A priority queue is a data structure that can hold elements of type T and implement the five operations given in Table 17:
| Function | Implemented operation |
|---|---|
|
push(T) |
Adds a new value to the collection being maintained |
|
top() |
Returns a reference to the smallest element in the collection |
|
pop() |
Deletes the smallest element from the collection |
|
size() |
Returns the number of elements in the collection |
|
empty() |
Returns true if the collection is empty |
Elements of type T must be comparable to each other, either through the use of the default less-than operator < , or through a comparison function passed either as a template argument or as an optional argument on the constructor. The latter form will be illustrated in the example program provided later in this chapter. As with all the containers in the Standard Library, there are several constructors. The default constructor requires either no arguments or the optional comparison function. An alternative constructor takes an iterator pair, and initializes the values in the container from the argument sequence. Once more, an optional third argument can be used to define the comparison function.

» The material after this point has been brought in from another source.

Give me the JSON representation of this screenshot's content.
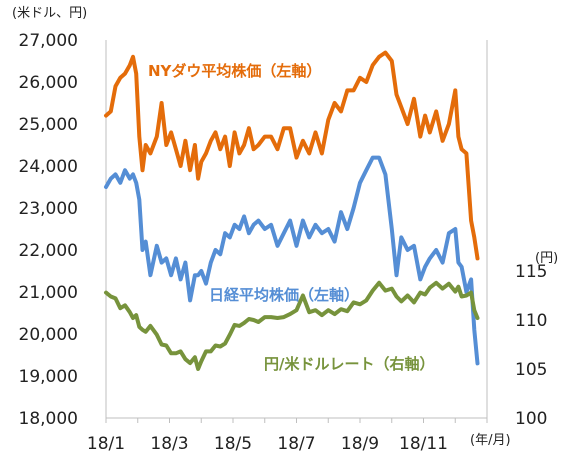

The priority queue datatype is built on top of a container class, which is the structure actually used to maintain the values in the collection. There are two containers in the Standard C++ Library that can be used to construct priority queues: vectors or deques. By default, a priority_queue will use vector.
The following illustrates the declaration of several priority queues3:
priority_queue< int > queue_one; //uses vector and less<int>
priority_queue< int, vector<int>, greater<int> > queue_two;
priority_queue< double, deque<double> >
queue_three(aList.begin(), aList.end());
priority_queue< eventStruct, vector<eventStruct> >
queue_four(eventComparison);
priority_queue< eventStruct, deque<eventStruct> >
queue_five(aVector.begin(), aVector.end(), eventComparison);
The queues constructed out of vectors tend to be somewhat smaller, while the queues constructed out of deques can be somewhat faster, particularly if the number of elements in the queue varies widely over the course of execution. However, these differences are slight, and either form generally works in most circumstances.
Because the priority queue data structure does not itself know how to construct iterators, very few of the algorithms noted in Chapter 13 can be used with priority queues. Instead of iterating over values, a typical algorithm that uses a priority queue constructs a loop, which repeatedly pulls values from the structure (using the top() and pop() operations) until the collection becomes empty (tested using the empty() operation). The example program described in Section 11.3 will illustrate this use.
A priority queue is implemented by internally building a data structure called a heap. Abstractly, a heap4 is a binary tree in which the value associated with every node is smaller than or equal to the value associated with either child node.